Missing Coordinates. Basic Trigonometry Help

Question

please refer to my quick diagram attached below.

what i'm trying to do is get the coordinates of the yellow dots by using the angle from the red dots' known coordinates. assuming each yellow dot is about 20 pixels away from the x:50/y:250 red dot at a right angle (i think that's what it's called) how do i get their coordinates?

i believe this is very basic trigonometry and i should use Math.tan(), but they didn't teach us much math in art school.

alt text http://www.freeimagehosting.net/uploads/e8c848a357.jpg

Answer 1

You don't actually need trigs for this one. Simply use slopes, or change in x and y.

Given a line of slope m = y/x, the line perpendicular to that line has slope -1/m, or -x/y.

The slope m between the red dots is -150/150, or -1/1. I noticed your positive y points down.

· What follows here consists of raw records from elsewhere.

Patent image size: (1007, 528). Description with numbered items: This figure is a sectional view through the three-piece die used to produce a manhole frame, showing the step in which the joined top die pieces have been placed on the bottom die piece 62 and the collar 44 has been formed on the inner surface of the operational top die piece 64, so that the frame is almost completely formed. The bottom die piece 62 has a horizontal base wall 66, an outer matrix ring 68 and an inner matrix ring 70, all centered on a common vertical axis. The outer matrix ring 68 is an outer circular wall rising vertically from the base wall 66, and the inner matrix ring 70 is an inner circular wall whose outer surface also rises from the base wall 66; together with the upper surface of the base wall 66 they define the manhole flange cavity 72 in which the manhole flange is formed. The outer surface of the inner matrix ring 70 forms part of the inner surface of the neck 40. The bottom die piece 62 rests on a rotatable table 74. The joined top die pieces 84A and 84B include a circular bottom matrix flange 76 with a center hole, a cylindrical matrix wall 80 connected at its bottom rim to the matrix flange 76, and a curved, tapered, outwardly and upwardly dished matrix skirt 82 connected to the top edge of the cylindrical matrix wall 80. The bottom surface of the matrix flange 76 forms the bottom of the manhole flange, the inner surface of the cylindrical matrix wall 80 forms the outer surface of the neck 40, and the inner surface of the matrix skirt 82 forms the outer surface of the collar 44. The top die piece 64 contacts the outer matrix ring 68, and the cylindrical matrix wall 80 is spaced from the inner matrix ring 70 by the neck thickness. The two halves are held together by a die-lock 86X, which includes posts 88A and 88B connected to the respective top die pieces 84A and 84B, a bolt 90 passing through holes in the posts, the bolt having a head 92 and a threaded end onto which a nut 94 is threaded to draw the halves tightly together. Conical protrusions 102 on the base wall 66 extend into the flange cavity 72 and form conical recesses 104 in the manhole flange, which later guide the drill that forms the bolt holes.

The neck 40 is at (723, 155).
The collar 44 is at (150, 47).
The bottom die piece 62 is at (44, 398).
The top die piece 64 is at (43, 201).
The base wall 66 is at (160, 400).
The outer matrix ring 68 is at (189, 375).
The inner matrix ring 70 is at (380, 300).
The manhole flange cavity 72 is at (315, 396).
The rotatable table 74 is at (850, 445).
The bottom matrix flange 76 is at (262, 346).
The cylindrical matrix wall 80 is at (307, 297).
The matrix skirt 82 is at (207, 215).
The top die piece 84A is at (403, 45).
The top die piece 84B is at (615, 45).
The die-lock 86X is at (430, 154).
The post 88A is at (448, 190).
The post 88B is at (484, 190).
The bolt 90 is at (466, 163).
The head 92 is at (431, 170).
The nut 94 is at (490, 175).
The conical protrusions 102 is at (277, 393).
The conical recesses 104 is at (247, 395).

Therefore, the positive slope is 1/1. Both of your x and y changes at the same speed, with the same amount.

Once you know that, then it should be pretty easy to figure out the rest. Since they're aligned at 45 degrees angle, the edge ratio of the 45-45-90 triangle is 1 : 1 : sqrt(2). So if your length is 20, the individual x and y change would be 20/sqrt(2), or roughly 14 in integers.

So, your two yellow dots would be at (36, 236), and (64, 264). If the lines are not aligned to a convenient degree, you would have to use arctan() or something similar, and get the angle between the line and the horizontal line, so you can figure out the ratio of x and y change.

I hope my answer wasn't too hard to follow. For a more general solution, see Troubadour's answer.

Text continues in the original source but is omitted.